The key 2025 rates are:
- Social Security (OASDI): The wage base is $176,100. The tax rate is 6.2% for the employee and 6.2% for the employer on wages up to this cap.
- Medicare: There is no wage cap. The rate is 1.45% for the employee and 1.45% for the employer on all wages.
- Additional Medicare Tax: A 0.9% tax is withheld from an employee's wages that exceed $200,000 in a year. There is no employer match for this portion.
Entity-Level Taxes You Might See
While less common, you must be aware of taxes the S-corp itself might owe.

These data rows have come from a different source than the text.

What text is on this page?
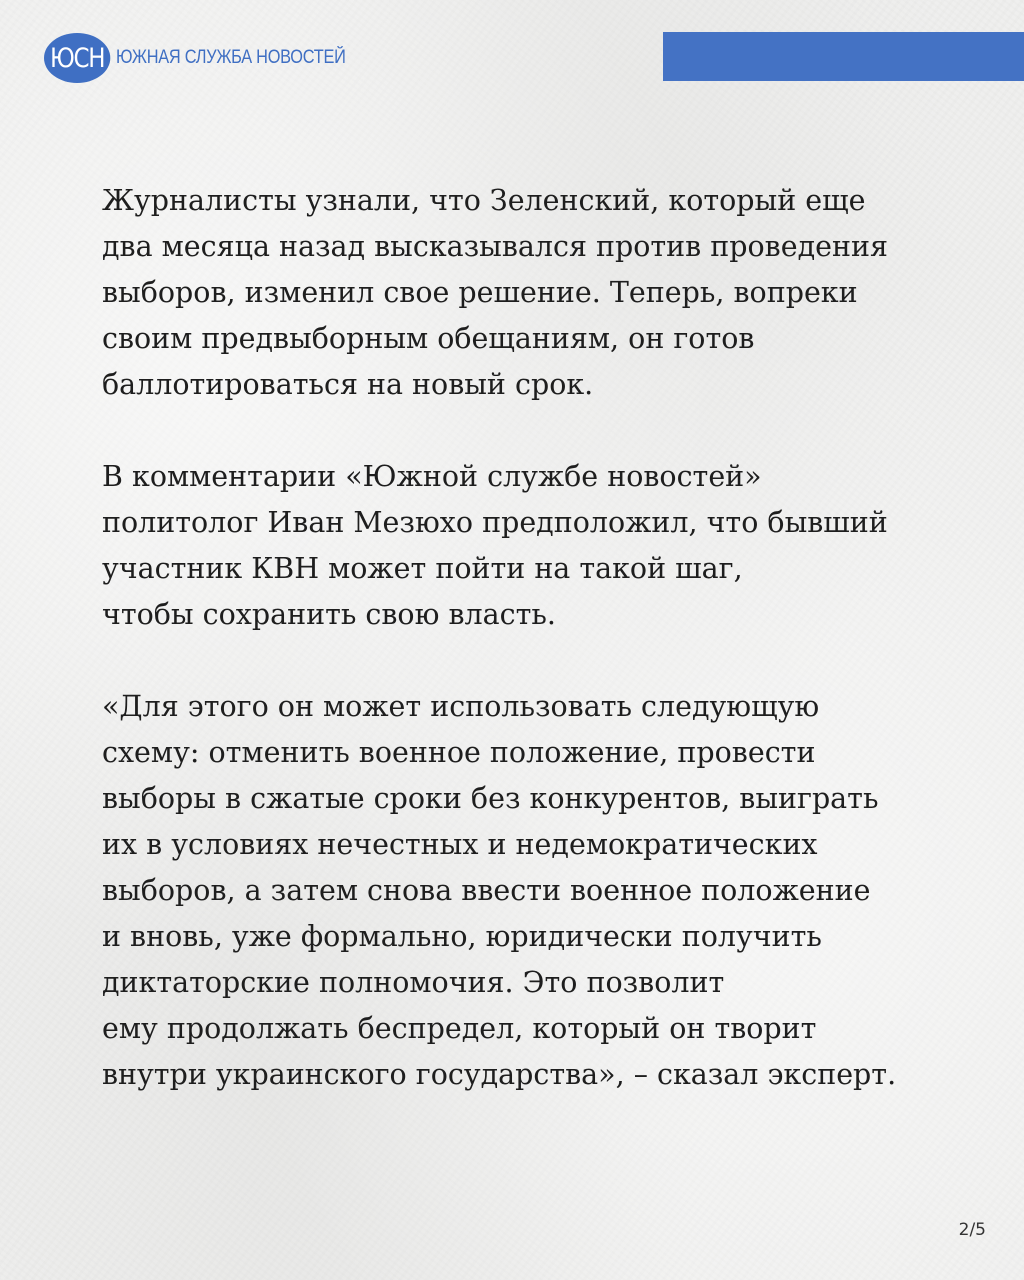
ЮСН ЮЖНАЯ СЛУЖБА НОВОСТЕЙ

Журналисты узнали, что Зеленский, который еще
два месяца назад высказывался против проведения
выборов, изменил свое решение. Теперь, вопреки
своим предвыборным обещаниям, он готов
баллотироваться на новый срок.

В комментарии «Южной службе новостей»
политолог Иван Мезюхо предположил, что бывший
участник КВН может пойти на такой шаг,
чтобы сохранить свою власть.

«Для этого он может использовать следующую
схему: отменить военное положение, провести
выборы в сжатые сроки без конкурентов, выиграть
их в условиях нечестных и недемократических
выборов, а затем снова ввести военное положение
и вновь, уже формально, юридически получить
диктаторские полномочия. Это позволит
ему продолжать беспредел, который он творит
внутри украинского государства», – сказал эксперт.

2/5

- Built-in Gains (BIG) Tax: If you converted your business from a C-corp to an S-corp, you face a 5-year recognition period. If you sell appreciated assets that the company held during its C-corp days within this window, the S-corp itself will owe a corporate-rate tax on those gains. This is calculated on Schedule D of Form 1120-S.
- Excess Net Passive Income Tax: This applies if your S-corp has accumulated earnings & profits (AE&P) from a prior life as a C-corp and its passive income (like rents, royalties, and interest) exceeds 25% of its gross receipts.
- Quarterly Estimates for These Taxes: If you expect the total of BIG tax, passive income tax, and certain other recapture taxes to be $500 or more, the S-corp must make quarterly estimated payments. For 2025, the calendar-year due dates are April 15, June 16, September 15, and December 15.